Lesson Thirteen: Notes to an injured Bunnie

Posted on 8:26 AM
Being injured sucks asshole. There’s no pretty way to put it. If I were in a death metal band I would write songs about how deep the hate river flows inside me for bio-freezed knees that keep me out of play. Yep, sure would. And it’d be big in Sweden.

This gimp-ness has got to end! I know a few ways to make sure I’m on skates for a while. I’ll give myself the advice today. I’ll write it out in a nice little bloggity about staying playing and we’ll both read it and say things like, “Hm, sounds like a plan, stan.”

I’m going to start off by doing some inner leg exercises! My knee issues stem from the fact that I have some super strong muscles that aren’t exactly in proportion to the weaker inside muscles. And with hips like “woah” the angle from hip to knee makes it easy for my knee caps to be pulled off to one side. Ouchers! So inner knee exercises it is!

Next up is an Equipment check! It sucks to stand on the sidelines but if your equipment is broke there is just no need to chance the damn thing. I found this out last practice. I should have realized it was a bad idear to glue my skates back together after the boot started to rip from the plate but no, I have a thick skull and thought it would be just fine and dandy. The truth is any little thing can make you skate funny and that leads to more injuries. Also, making sure you have the dopest, thickest pads is KEY to knee heaven.

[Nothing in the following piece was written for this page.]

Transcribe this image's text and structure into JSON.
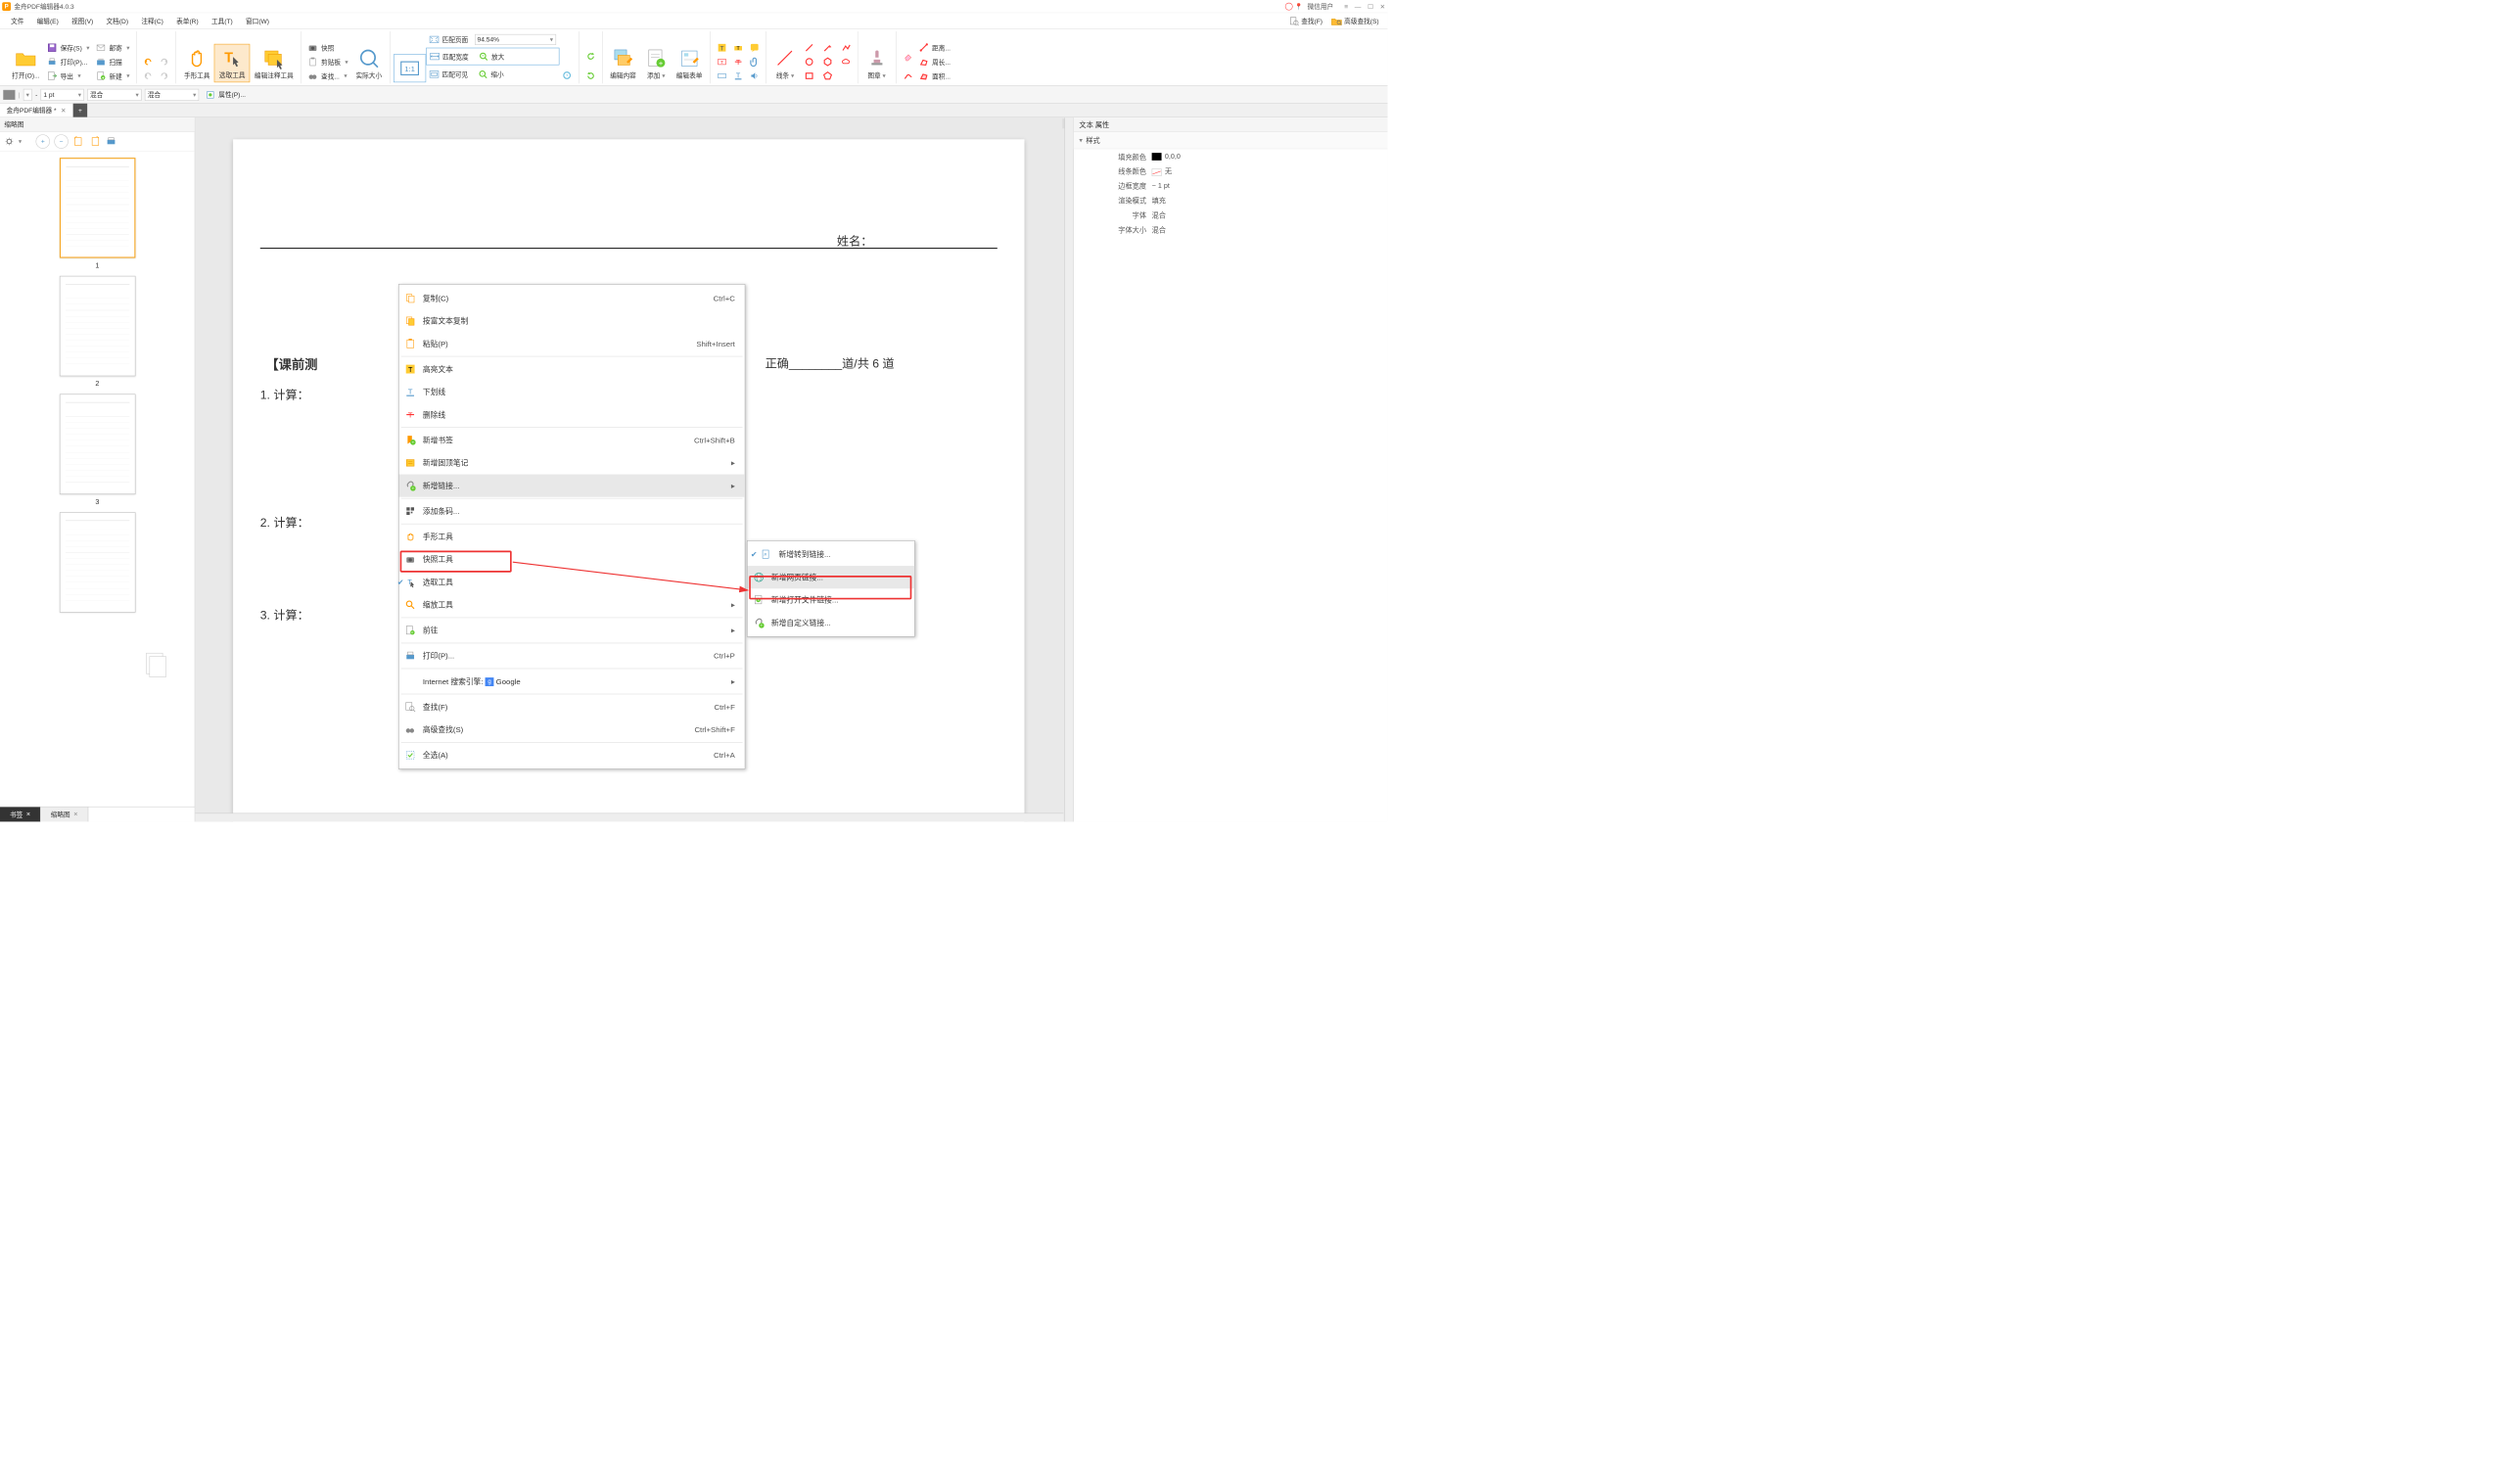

Then I’m going to get on the floor and work out what doesn’t hurt until I’m all better. Part one of getting better is realizing you aren’t some like super hero. And part two is taking care of your body like a normal person would. I’m not saying we’re normal… we’re rollerderby-uns, and that makes us special but not immune to the physical errors we’d all like to ignore. While I’m working on other things I’ll be throwing myself a posi-party. That’s as in posi-tive. I’ll be thinking of sunshine and rainbows and knocking bitches down. All the things that make bunnies smile. …oh and carrots.

So are ya with me? Let’s make the most of being pissed off that we’re injured. Let's get better and stay better and play better! Yay Better!